House rent is exceedingly high; a small house which in the United Kingdom would cost from 40l. to 50l. per year cannot be had here for less than from 130l. to 160l. All the necessities of life, with few exceptions, are at least 80 per cent, dearer than in the United Kingdom.

It, therefore, cannot be too clearly pointed out that what appears in the United Kingdom to be a fair, if not a good salary for a clerk, is in Valparaiso nothing more than a miserable pittance, and persons intending to settle here on sterling contracts should carefully study before proceeding the amount of their salaries which represent approximately only two-thirds of their value in the United Kingdom.”

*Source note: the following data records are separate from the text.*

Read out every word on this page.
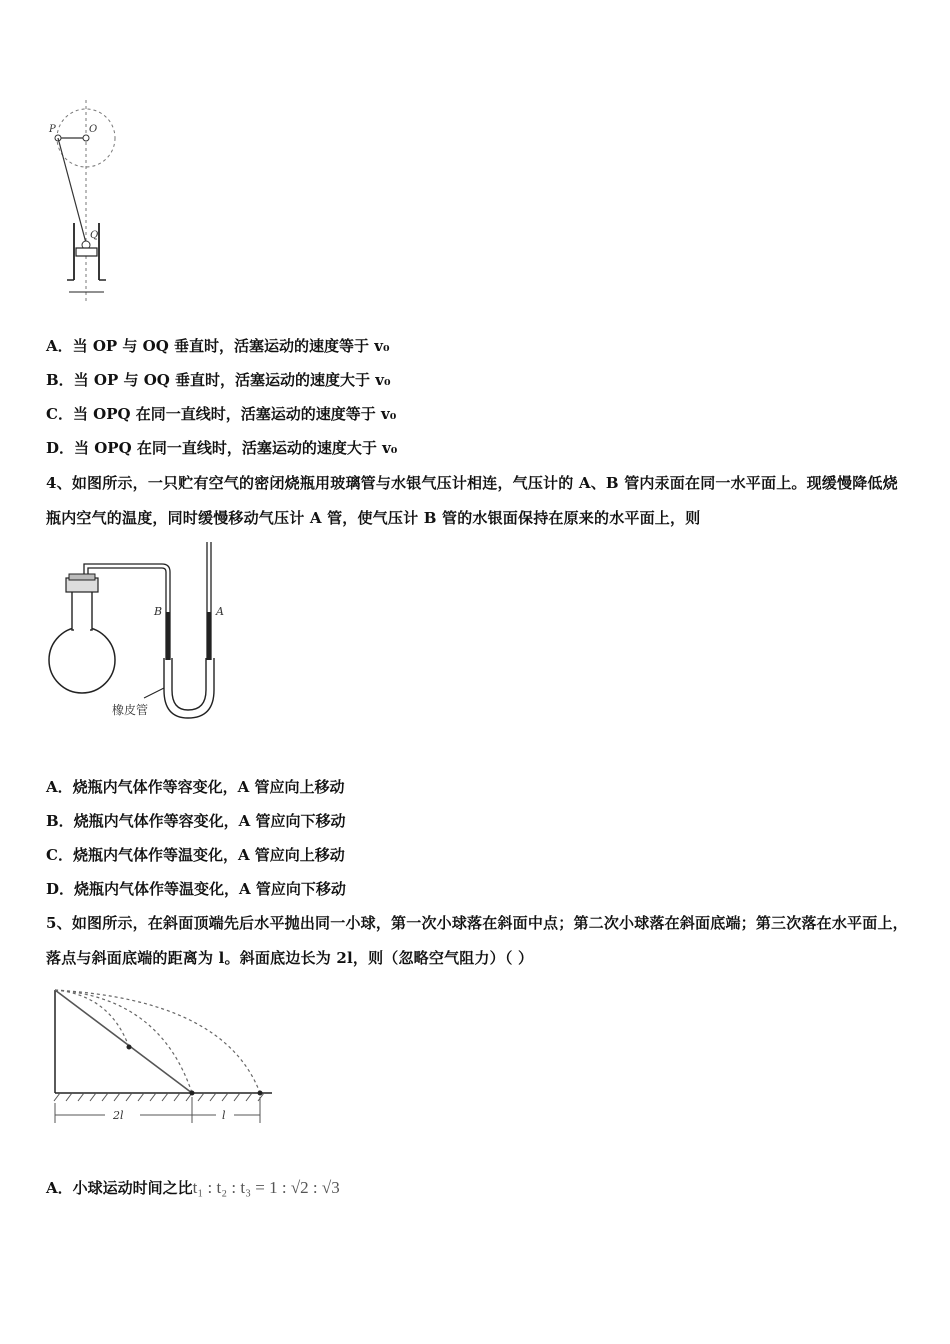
P	O
Q
A．当 OP 与 OQ 垂直时，活塞运动的速度等于 v₀
B．当 OP 与 OQ 垂直时，活塞运动的速度大于 v₀
C．当 OPQ 在同一直线时，活塞运动的速度等于 v₀
D．当 OPQ 在同一直线时，活塞运动的速度大于 v₀
4、如图所示，一只贮有空气的密闭烧瓶用玻璃管与水银气压计相连，气压计的 A、B 管内汞面在同一水平面上。现缓慢降低烧瓶内空气的温度，同时缓慢移动气压计 A 管，使气压计 B 管的水银面保持在原来的水平面上，则
B	A
橡皮管
A．烧瓶内气体作等容变化，A 管应向上移动
B．烧瓶内气体作等容变化，A 管应向下移动
C．烧瓶内气体作等温变化，A 管应向上移动
D．烧瓶内气体作等温变化，A 管应向下移动
5、如图所示，在斜面顶端先后水平抛出同一小球，第一次小球落在斜面中点；第二次小球落在斜面底端；第三次落在水平面上，落点与斜面底端的距离为 l。斜面底边长为 2l，则（忽略空气阻力）（ ）
2l	l
A．小球运动时间之比t₁ : t₂ : t₃ = 1 : √2 : √3
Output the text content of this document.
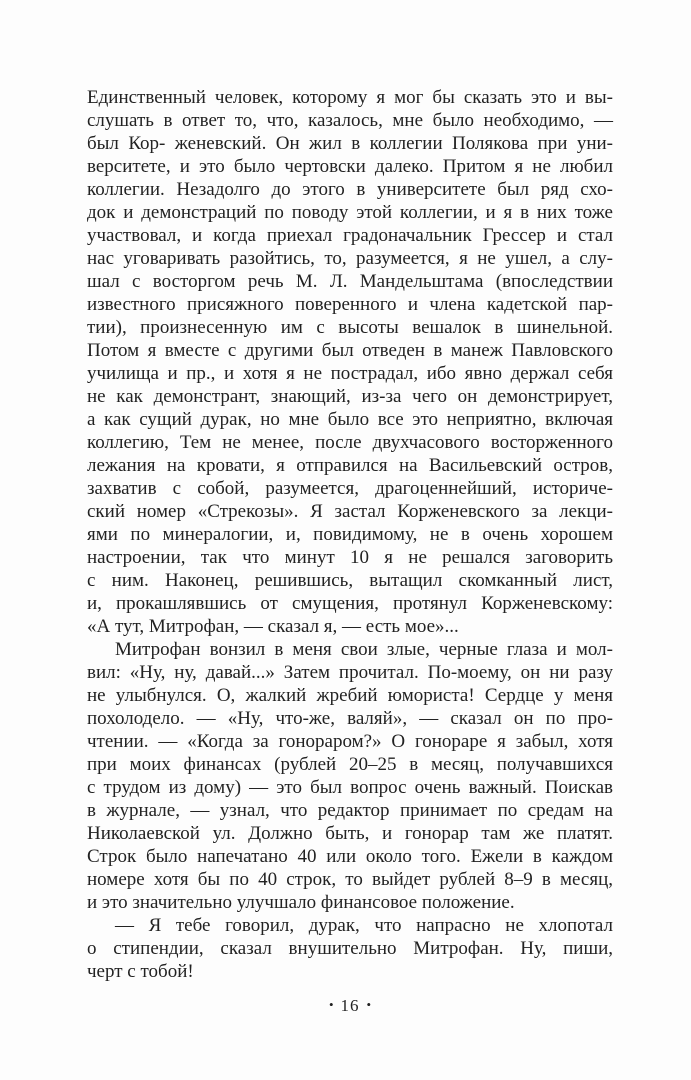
Единственный человек, которому я мог бы сказать это и вы-
слушать в ответ то, что, казалось, мне было необходимо, —
был Кор- женевский. Он жил в коллегии Полякова при уни-
верситете, и это было чертовски далеко. Притом я не любил
коллегии. Незадолго до этого в университете был ряд схо-
док и демонстраций по поводу этой коллегии, и я в них тоже
участвовал, и когда приехал градоначальник Грессер и стал
нас уговаривать разойтись, то, разумеется, я не ушел, а слу-
шал с восторгом речь М. Л. Мандельштама (впоследствии
известного присяжного поверенного и члена кадетской пар-
тии), произнесенную им с высоты вешалок в шинельной.
Потом я вместе с другими был отведен в манеж Павловского
училища и пр., и хотя я не пострадал, ибо явно держал себя
не как демонстрант, знающий, из-за чего он демонстрирует,
а как сущий дурак, но мне было все это неприятно, включая
коллегию, Тем не менее, после двухчасового восторженного
лежания на кровати, я отправился на Васильевский остров,
захватив с собой, разумеется, драгоценнейший, историче-
ский номер «Стрекозы». Я застал Корженевского за лекци-
ями по минералогии, и, повидимому, не в очень хорошем
настроении, так что минут 10 я не решался заговорить
с ним. Наконец, решившись, вытащил скомканный лист,
и, прокашлявшись от смущения, протянул Корженевскому:
«А тут, Митрофан, — сказал я, — есть мое»...
Митрофан вонзил в меня свои злые, черные глаза и мол-
вил: «Ну, ну, давай...» Затем прочитал. По-моему, он ни разу
не улыбнулся. О, жалкий жребий юмориста! Сердце у меня
похолодело. — «Ну, что-же, валяй», — сказал он по про-
чтении. — «Когда за гонораром?» О гонораре я забыл, хотя
при моих финансах (рублей 20–25 в месяц, получавшихся
с трудом из дому) — это был вопрос очень важный. Поискав
в журнале, — узнал, что редактор принимает по средам на
Николаевской ул. Должно быть, и гонорар там же платят.
Строк было напечатано 40 или около того. Ежели в каждом
номере хотя бы по 40 строк, то выйдет рублей 8–9 в месяц,
и это значительно улучшало финансовое положение.
— Я тебе говорил, дурак, что напрасно не хлопотал
о стипендии, сказал внушительно Митрофан. Ну, пиши,
черт с тобой!
• 16 •
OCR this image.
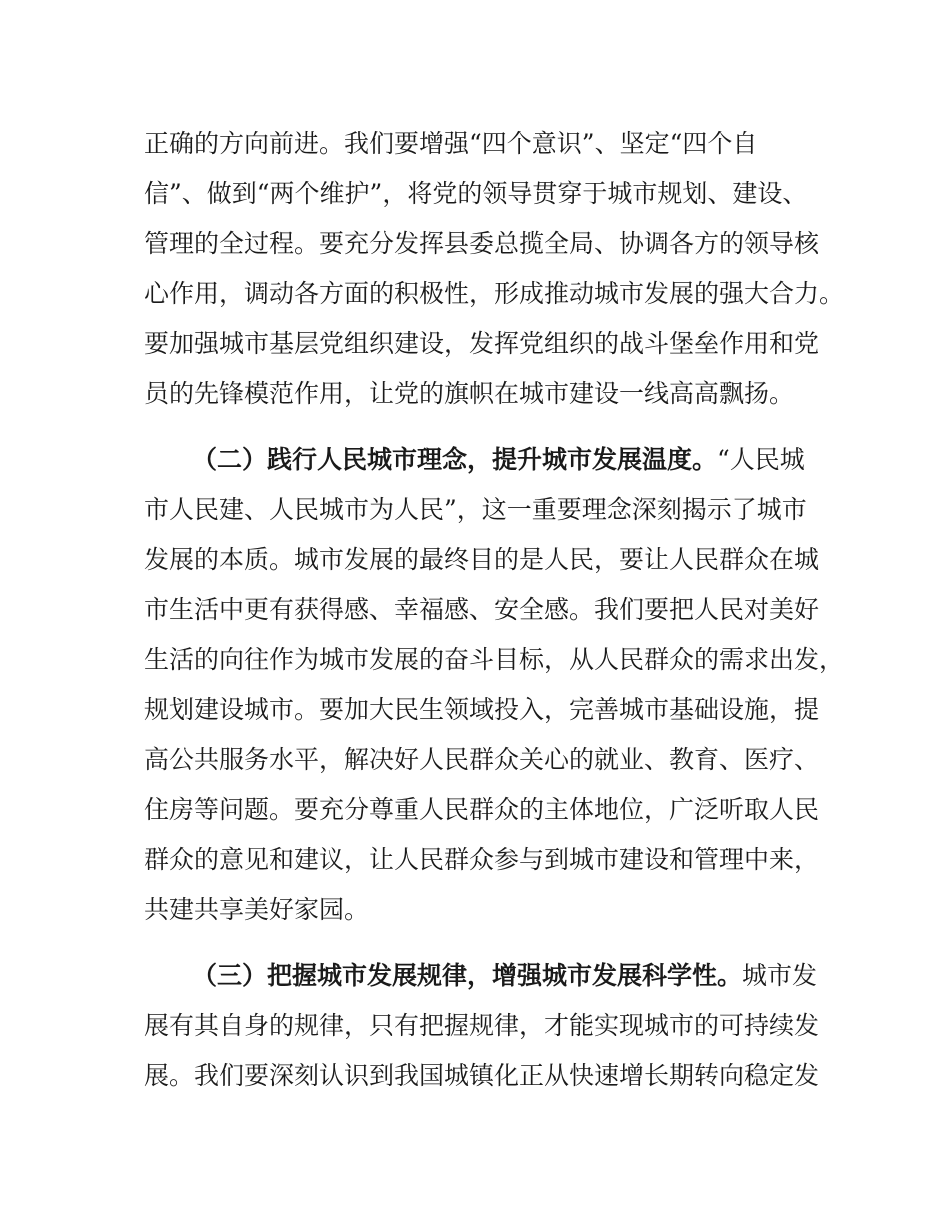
正确的方向前进。我们要增强“四个意识”、坚定“四个自
信”、做到“两个维护”，将党的领导贯穿于城市规划、建设、
管理的全过程。要充分发挥县委总揽全局、协调各方的领导核
心作用，调动各方面的积极性，形成推动城市发展的强大合力。
要加强城市基层党组织建设，发挥党组织的战斗堡垒作用和党
员的先锋模范作用，让党的旗帜在城市建设一线高高飘扬。
（二）践行人民城市理念，提升城市发展温度。“人民城
市人民建、人民城市为人民”，这一重要理念深刻揭示了城市
发展的本质。城市发展的最终目的是人民，要让人民群众在城
市生活中更有获得感、幸福感、安全感。我们要把人民对美好
生活的向往作为城市发展的奋斗目标，从人民群众的需求出发，
规划建设城市。要加大民生领域投入，完善城市基础设施，提
高公共服务水平，解决好人民群众关心的就业、教育、医疗、
住房等问题。要充分尊重人民群众的主体地位，广泛听取人民
群众的意见和建议，让人民群众参与到城市建设和管理中来，
共建共享美好家园。
（三）把握城市发展规律，增强城市发展科学性。城市发
展有其自身的规律，只有把握规律，才能实现城市的可持续发
展。我们要深刻认识到我国城镇化正从快速增长期转向稳定发
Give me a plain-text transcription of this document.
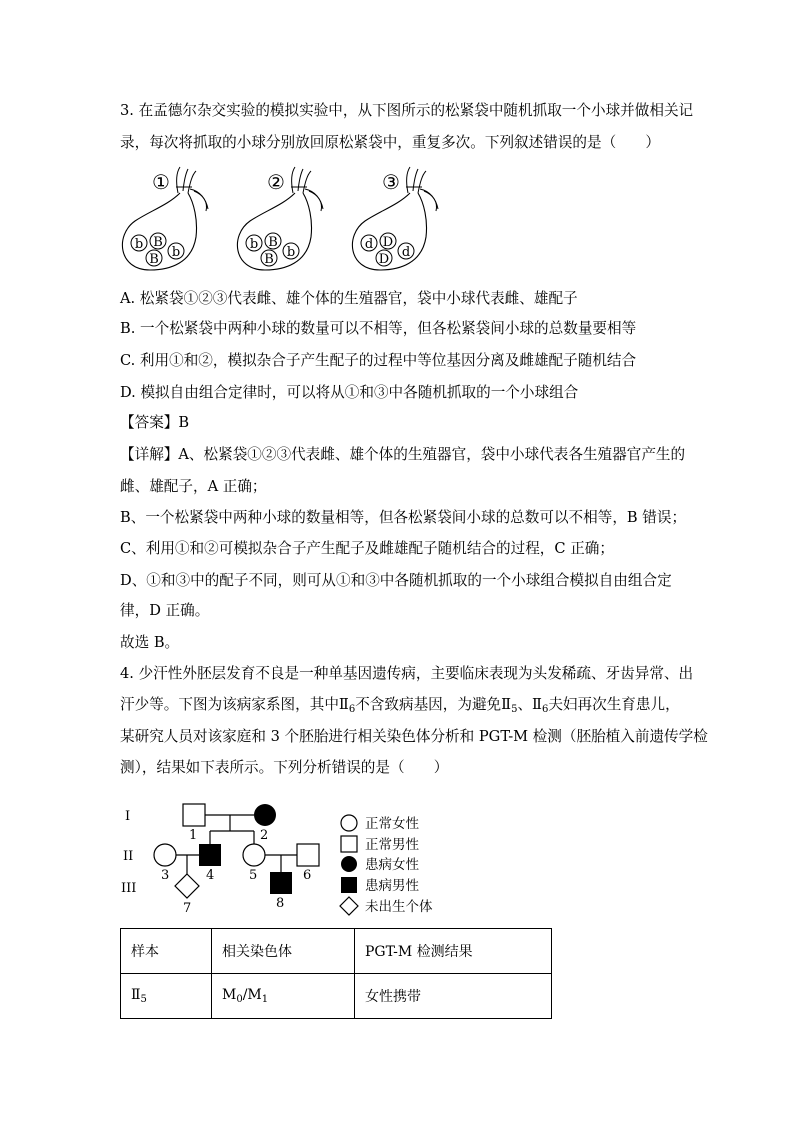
3. 在孟德尔杂交实验的模拟实验中，从下图所示的松紧袋中随机抓取一个小球并做相关记
录，每次将抓取的小球分别放回原松紧袋中，重复多次。下列叙述错误的是（　　）
①
b B
B b
②
b B
B b
③
d D
D d
A. 松紧袋①②③代表雌、雄个体的生殖器官，袋中小球代表雌、雄配子
B. 一个松紧袋中两种小球的数量可以不相等，但各松紧袋间小球的总数量要相等
C. 利用①和②，模拟杂合子产生配子的过程中等位基因分离及雌雄配子随机结合
D. 模拟自由组合定律时，可以将从①和③中各随机抓取的一个小球组合
【答案】B
【详解】A、松紧袋①②③代表雌、雄个体的生殖器官，袋中小球代表各生殖器官产生的
雌、雄配子，A 正确；
B、一个松紧袋中两种小球的数量相等，但各松紧袋间小球的总数可以不相等，B 错误；
C、利用①和②可模拟杂合子产生配子及雌雄配子随机结合的过程，C 正确；
D、①和③中的配子不同，则可从①和③中各随机抓取的一个小球组合模拟自由组合定
律，D 正确。
故选 B。
4. 少汗性外胚层发育不良是一种单基因遗传病，主要临床表现为头发稀疏、牙齿异常、出
汗少等。下图为该病家系图，其中$Ⅱ_6$不含致病基因，为避免$Ⅱ_5$、$Ⅱ_6$夫妇再次生育患儿，
某研究人员对该家庭和 3 个胚胎进行相关染色体分析和 PGT-M 检测（胚胎植入前遗传学检
测），结果如下表所示。下列分析错误的是（　　）
I
II
III
1	2
3	4	5	6
7	8
正常女性
正常男性
患病女性
患病男性
未出生个体
样本	相关染色体	PGT-M 检测结果
$Ⅱ_5$	$M_0/M_1$	女性携带
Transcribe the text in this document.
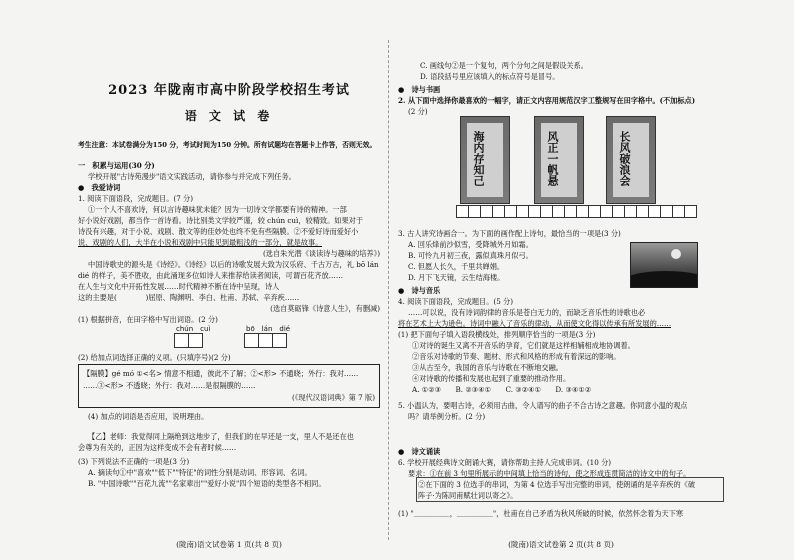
2023 年陇南市高中阶段学校招生考试
语 文 试 卷
考生注意：本试卷满分为150 分，考试时间为150 分钟。所有试题均在答题卡上作答，否则无效。
一　积累与运用(30 分)
学校开展"古诗苑漫步"语文实践活动，请你参与并完成下列任务。
●　我爱诗词
1. 阅读下面语段，完成题目。(7 分)
①一个人不喜欢诗，何以言诗趣味犹未能？因为一切诗文学都要有诗的精神。一部
好小说好戏剧，都当作一首诗看。诗比别类文学较严谨，较 chún cuì，较精致。如果对于
诗没有兴趣，对于小说、戏剧、散文等的佳妙处也终不免有些隔膜。②不爱好诗而爱好小
说、戏剧的人们，大半在小说和戏剧中只能见到最粗浅的一部分，就是故事。
(选自朱光潜《谈读诗与趣味的培养》)
中国诗歌史的源头是《诗经》。《诗经》以后的诗歌发展大致为汉乐府、千古万古，礼 bō lán
dié 的样子，美不胜收，由此涌现多位如诗人来推荐给读者阅读，可谓百花齐放……
在人生与文化中开拓性发展……时代精神不断在诗中呈现，诗人
这的主要是(　　　　)屈原、陶渊明、李白、杜甫、苏轼、辛弃疾……
(选自莫砺锋《诗意人生》，有删减)
(1) 根据拼音，在田字格中写出词语。(2 分)
chún　cuì	bō　lán　dié
(2) 给加点词选择正确的义项。(只填序号)(2 分)
【隔膜】gé mó ①<名> 情意不相通，彼此不了解；②<形> 不通晓；外行：我对……
……③<形> 不透晓；外行：我对……是很隔膜的……
(《现代汉语词典》第 7 版)
(4) 加点的词语是否应用，说明理由。
【乙】老师：我觉得同上隔绝到这地步了，但我们的在早还是一支，里人不是还在也
会尊为有关的，正因为这样变成不会有者时候……
(3) 下列说法不正确的一项是(3 分)
A. 摘读句①中"喜欢""低下""特征"的词性分别是动词、形容词、名词。
B. "中国诗歌""百花九流""名家辈出""爱好小说"四个短语的类型各不相同。
(陇南)语文试卷第 1 页(共 8 页)
C. 画线句②是一个复句，两个分句之间是假设关系。
D. 语段括号里应该填入的标点符号是冒号。
●　诗与书画
2. 从下面中选择你最喜欢的一幅字，请正文内容用规范汉字工整规写在田字格中。(不加标点)
(2 分)
海内存知己	风正一帆悬	长风破浪会
3. 古人讲究诗画合一。为下面的画作配上诗句，最恰当的一项是(3 分)
A. 回乐烽前沙似雪，受降城外月如霜。
B. 可怜九月初三夜，露似真珠月似弓。
C. 但愿人长久，千里共婵娟。
D. 月下飞天镜，云生结海楼。
●　诗与音乐
4. 阅读下面语段，完成题目。(5 分)
……可以说，没有诗词韵律的音乐是苍白无力的，而缺乏音乐性的诗歌也必
将在艺术上大为逊色。诗词中融入了音乐的律动，从而使文化得以传承有所发展的……
(1) 把下面句子填入语段横线处，排列顺序恰当的一项是(3 分)
①对诗的诞生又离不开音乐的孕育，它们就是这样相辅相成地协调着。
②音乐对诗歌的节奏、题材、形式和风格的形成有着深远的影响。
③从古至今，我国的音乐与诗歌在不断地交融。
④对诗歌的传播和发展也起到了重要的推动作用。
A. ①②③　　B. ②③④①　　C. ③②④①　　D. ③④①②
5. 小温认为，要唱古诗，必须用古曲，令人谱写的曲子不合古诗之意趣。你同意小温的观点
吗？请举例分析。(2 分)
●　诗文诵读
6. 学校开展经典诗文朗诵大赛，请你帮助主持人完成串词。(10 分)
要求：①在前 3 句里所展示的中间填上恰当的诗句，使之形成连贯简洁的诗文中的句子。
②在下面的 3 位选手的串词，为第 4 位选手写出完整的串词，使朗诵的是辛弃疾的《破
阵子·为陈同甫赋壮词以寄之》。
(1) "＿＿＿＿＿，＿＿＿＿＿"，杜甫在自己矛盾为秋风所破的时候，依然怀念着为天下寒
(陇南)语文试卷第 2 页(共 8 页)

“l.” refers to British Pound Sterling.

January 19, 2016 at 10:17

Import substitution

Mr Consul-General Chapman writes from Rio de Janeiro in 1902 (BPP, link, p. 19):

“With the exception of Guinness’s stout, British beers were supplanted some time since in Rio by German light lager and pilsener; but German beers have now in their turn given way to beers made in the country. Even Guinness’s stout, though highly appreciated, is now excluded in consequence of the high duties, and shipments here had to be returned to the United Kingdom.”

Elsewhere, this is clarified by Vice-Consul Rhind (BPP, link, p. 6):

“Ale has long since ceased to be imported here but some quantity of Guinness’s stout was still consumed oweing to its reputed dietetic properties. The duty, however, being now increased from 500 to 1$500 reis (1s. 6d.) per kilo., weight of bottles being included, importation was found to be impracticable, and some shipments, received in ignorance of the new conditions, had to be re-exported to the United Kingdom.”

November 3, 2015 at 15:10

Denmark at the Southern Cone

M. Hankin, Vice-Consul, Report for the year 1899 on the Trade and Commerce of the Consular District of Buenos Aires. (BPP, Link), p. 10:

“Not many years ago, very little butter was used in the Argentine Republic, and none exported. To-day the possibilities of dairy farming open a large ‘vista’ to the general farmer. Argentine butter is now exported to some extent, and there is no reason why the industry should not become important some day, considering the large extent of arable lands and the wonderful fertility of its soil. (…) the following is extracted from a letter written to one of the local papers by a well-known firm in this city: ‘More than this, we have profound confidence in the future of dairying in this country …. it will also provide the farmer with a magnificient profit of 20 dol. per cow per annum after paying all expenses: …. we may mention that Denmarki in 1894 exported to England butter to the value of 5,500,000l. If such a small country can do this what is Argentina capable of?” (…) The quality of the butter offered in the local market leaves nothing to be desired, and if a similar standard were maintained when exported, a steady and prosperous trade would I feel sure spring up.”